Forage-fed ruminants in extensive systems offer one environmental advantage: they can turn resources humans cannot eat into food, without competing for cropland. This matters for global food security, particularly in regions where arable land is scarce.
Animal Welfare in Both Systems
The assumption that extensive farming is always better for animal welfare does not hold up to scrutiny. Research on farm animal welfare has historically focused on problems in intensive systems, such as overcrowding, lack of movement, and inability to express natural behaviors. These are real and well-documented concerns. But extensive systems carry their own welfare risks that receive far less attention.
Animals on open rangeland face chronic hunger when pasture quality drops. In a study of extensive dairy farms in southern Brazil, 14% of cows had low body condition scores, indicating they simply were not getting enough to eat. Water quality is another issue: cattle given access to clean water gained 23% more weight over a two-month period than those drinking from ponds. Thermal stress can be severe in hot climates, reducing fertility in cattle from around 50% in winter to below 15% in summer in the southern United States.

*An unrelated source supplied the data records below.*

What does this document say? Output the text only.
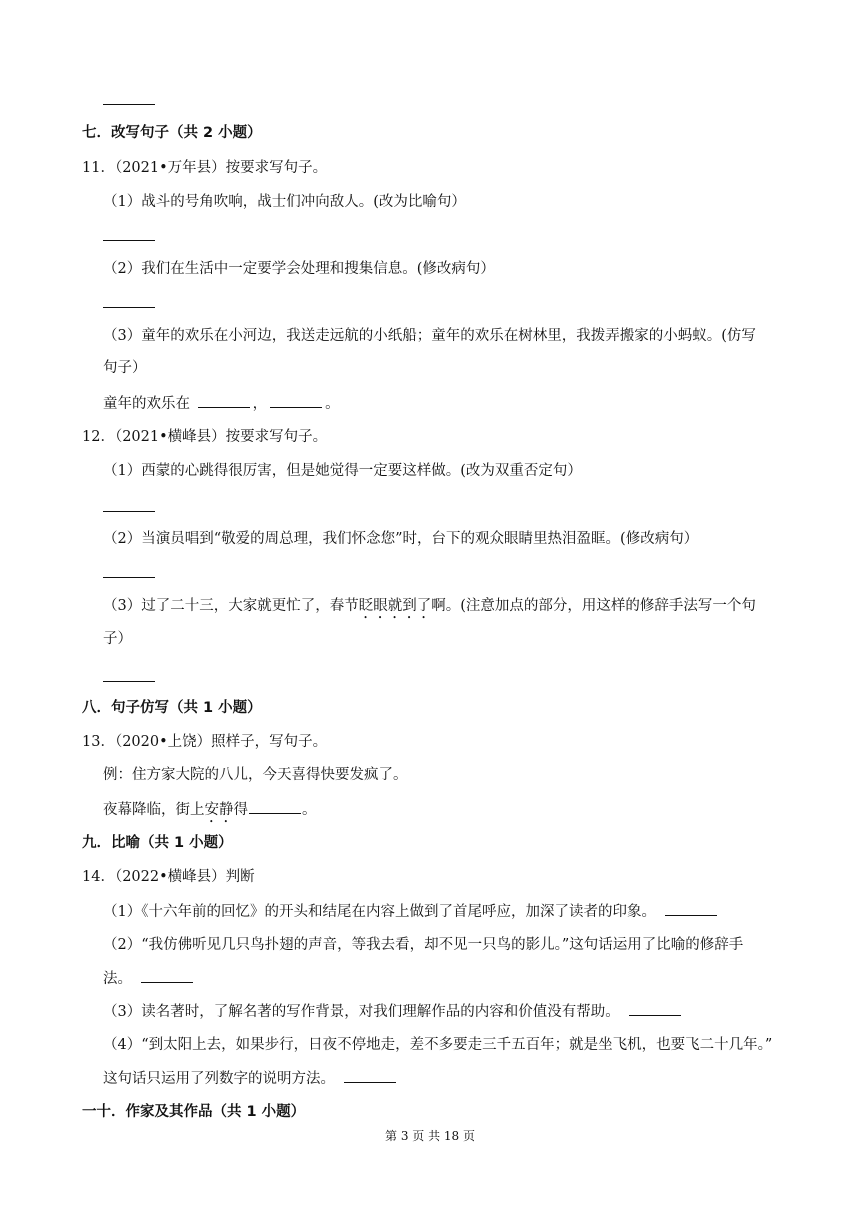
七．改写句子（共 2 小题）
11．（2021•万年县）按要求写句子。
（1）战斗的号角吹响，战士们冲向敌人。(改为比喻句）
（2）我们在生活中一定要学会处理和搜集信息。(修改病句）
（3）童年的欢乐在小河边，我送走远航的小纸船；童年的欢乐在树林里，我拨弄搬家的小蚂蚁。(仿写
句子）
童年的欢乐在	，	。
12．（2021•横峰县）按要求写句子。
（1）西蒙的心跳得很厉害，但是她觉得一定要这样做。(改为双重否定句）
（2）当演员唱到“敬爱的周总理，我们怀念您”时，台下的观众眼睛里热泪盈眶。(修改病句）
（3）过了二十三，大家就更忙了，春节眨眼就到了啊。(注意加点的部分，用这样的修辞手法写一个句
子）
八．句子仿写（共 1 小题）
13．（2020•上饶）照样子，写句子。
例：住方家大院的八儿，今天喜得快要发疯了。
夜幕降临，街上安静得	。
九．比喻（共 1 小题）
14．（2022•横峰县）判断
（1）《十六年前的回忆》的开头和结尾在内容上做到了首尾呼应，加深了读者的印象。
（2）“我仿佛听见几只鸟扑翅的声音，等我去看，却不见一只鸟的影儿。”这句话运用了比喻的修辞手
法。
（3）读名著时，了解名著的写作背景，对我们理解作品的内容和价值没有帮助。
（4）“到太阳上去，如果步行，日夜不停地走，差不多要走三千五百年；就是坐飞机，也要飞二十几年。”
这句话只运用了列数字的说明方法。
一十．作家及其作品（共 1 小题）
第 3 页 共 18 页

Shade alone made a measurable difference in milk production, stress hormones, and body temperature in South African dairy cows.
Predation, while not a major source of total losses, still affects extensive herds, accounting for 0.2 to 0.8% of cattle losses and 4 to 6% of sheep losses in the U.S. Supervision is harder when animals are spread across large areas. In northern Australia, some beef cattle are handled only twice per year. That infrequent contact makes it difficult to catch illness early and can make the animals more fearful of humans when handling does occur. Painful procedures like castration and branding happen in both systems, but veterinary oversight is typically more accessible in intensive operations.
Economics of Scale
Intensive livestock farming benefits enormously from economies of scale. The average cost per unit of meat, milk, or eggs drops as operation size increases, primarily because fixed costs like buildings, monitoring equipment, and regulatory compliance get spread across more animals. Larger operations can also negotiate bulk discounts on feed and other inputs.

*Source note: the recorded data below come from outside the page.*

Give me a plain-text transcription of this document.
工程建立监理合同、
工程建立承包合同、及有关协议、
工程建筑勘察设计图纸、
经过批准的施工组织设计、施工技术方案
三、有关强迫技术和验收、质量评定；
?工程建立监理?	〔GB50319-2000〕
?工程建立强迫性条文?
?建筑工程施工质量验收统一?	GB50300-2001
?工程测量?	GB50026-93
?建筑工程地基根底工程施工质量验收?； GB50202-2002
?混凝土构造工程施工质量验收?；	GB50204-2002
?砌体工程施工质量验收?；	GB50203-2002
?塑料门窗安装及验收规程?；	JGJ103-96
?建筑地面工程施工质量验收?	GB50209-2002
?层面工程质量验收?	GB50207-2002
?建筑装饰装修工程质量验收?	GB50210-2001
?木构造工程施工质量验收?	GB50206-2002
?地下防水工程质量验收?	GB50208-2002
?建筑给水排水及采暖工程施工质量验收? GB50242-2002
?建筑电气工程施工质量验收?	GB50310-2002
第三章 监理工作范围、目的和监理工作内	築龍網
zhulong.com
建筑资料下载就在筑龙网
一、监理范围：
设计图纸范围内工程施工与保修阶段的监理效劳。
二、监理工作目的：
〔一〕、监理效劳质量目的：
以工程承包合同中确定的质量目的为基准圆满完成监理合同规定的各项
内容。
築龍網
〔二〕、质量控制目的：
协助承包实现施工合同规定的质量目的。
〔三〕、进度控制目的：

The biggest driver of this cost advantage is technology that replaces human labor. Modern intensive operations use automated feeding, climate control, and waste management systems that would be impossible to justify economically on a small farm. Environmental regulations, somewhat counterintuitively, also tend to favor large operations. Monitoring requirements and waste management infrastructure involve heavy fixed costs that are cheaper per animal when spread across thousands of head rather than dozens.
Extensive farming requires far less capital but depends on access to large amounts of land, which is increasingly expensive or unavailable in many parts of the world. Labor needs are different rather than lower: instead of operating machinery and monitoring data, workers in extensive systems spend time moving herds, checking on scattered animals, and managing grazing rotations across vast areas.
Why Both Systems Persist
If intensive farming is more efficient per animal, it might seem like extensive systems would eventually disappear. They persist for several reasons. Much of the world’s agricultural land is rangeland or marginal ground unsuitable for growing crops. Grazing animals on this land produces food from a resource that would otherwise go unused. In many developing regions, the capital investment required for intensive systems is simply out of reach, and extensive herding remains the most practical path to food production. Cultural traditions, land ownership patterns, and consumer preferences for grass-fed products also sustain extensive operations even in wealthy countries.
The global trajectory, however, is clear: as regions grow wealthier, they tend to shift toward intensive production of poultry and pigs while reducing extensive grazing herds. This transition brings higher output from less land, but it also concentrates the environmental and ethical challenges of animal agriculture into fewer, larger facilities.